FMCSA’s Truck Leasing Task Force flagged exactly that risk. Its 2024 public court data report said carrier-structured lease arrangements can push drivers to work more hours or take fewer days off, creating pressure to violate hours-of-service rules and operate less safely.
In plain terms, money problems in a trucking contract can turn into road safety problems very quickly.
Why Misclassification Keeps Showing Up in the Case
The plaintiffs also say Super Ego misclassified truckers as independent contractors. That allegation matters because classification affects access to wage protections and shapes who carries the risk of equipment costs, insurance, downtime, and basic business expenses.
The lawsuit summary says plaintiffs are seeking damages under the Fair Labor Standards Act and claim some drivers were paid less than the federal minimum wage during certain pay periods.
Labor policy around contractor status remains contested in Washington, but one point has been consistent across recent Labor Department actions: worker classification can determine whether minimum wage and overtime protections apply.
In 2024, the department said misclassification may deny workers minimum wage, overtime pay, and other protections. In February 2026, it proposed replacing that 2024 standard, showing the legal test is still being fought over.
Super Ego’s Response
Trucker Daniel Sanchez says he drove 600 to 800 miles a day, but excessive fees left his paycheck in the negative. https://t.co/IlIzBl7RVs pic.twitter.com/KwC0CcQllI
— 60 Minutes (@60Minutes) April 12, 2026
Super Ego has publicly rejected the reporting and the allegations. In statements quoted by
Commercial Carrier Journal and The Trucker, the company said it is an equipment leasing company, not a carrier, and argued that claims about driver clocks, pay, DOT numbers, and rate sheets are false and flow from a basic misunderstanding of its role.

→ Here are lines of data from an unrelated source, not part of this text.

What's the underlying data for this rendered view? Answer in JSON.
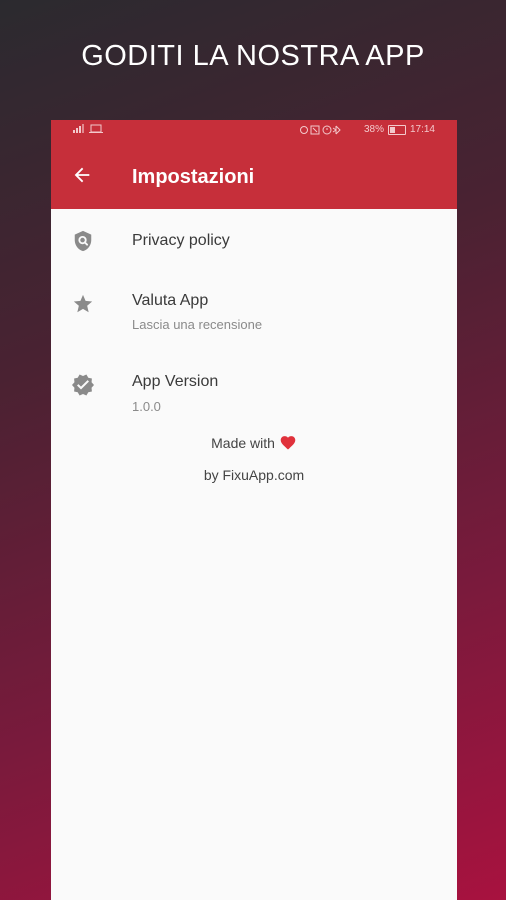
{
  "promo": {
    "headline": "GODITI LA NOSTRA APP"
  },
  "status_bar": {
    "left_icons": "signal-off wifi-off screen",
    "battery_percent": "38%",
    "time": "17:14"
  },
  "app_bar": {
    "title": "Impostazioni",
    "back_icon": "arrow-back-icon",
    "background_color": "#c62f3a"
  },
  "settings": {
    "privacy": {
      "title": "Privacy policy",
      "icon": "shield-search-icon"
    },
    "rate": {
      "title": "Valuta App",
      "subtitle": "Lascia una recensione",
      "icon": "star-icon"
    },
    "version": {
      "title": "App Version",
      "subtitle": "1.0.0",
      "icon": "verified-badge-icon"
    }
  },
  "footer": {
    "made_with": "Made with",
    "heart_icon": "heart-icon",
    "by": "by FixuApp.com"
  }
}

The company also said outside carriers, not Super Ego, hire and supervise their own drivers and dispatchers.
That defense is likely to matter a great deal as the case moves forward. If Super Ego can separate itself from the carriers and dispatch operations at issue, its legal exposure may look very different from what plaintiffs claim.
If plaintiffs can show control over pay, paperwork, equipment, and day-to-day operations across affiliated entities, the case could become a major test of how far a leasing-centered business model can shield itself from wage and safety liability.
The federal case remains active in the Northern District of Illinois, where Atkinson v. Super Ego appears on Judge M. David Weisman’s public calendar in April 2026.
Summary
The Super Ego allegations hit a nerve because they tie together money, power, and safety in one business model. If drivers were shorted, overcharged, or pushed past legal limits, the damage reaches beyond payroll.
If the company’s denial proves right, the case will still serve as a sharp reminder of how opaque contractor and lease arrangements can become in trucking.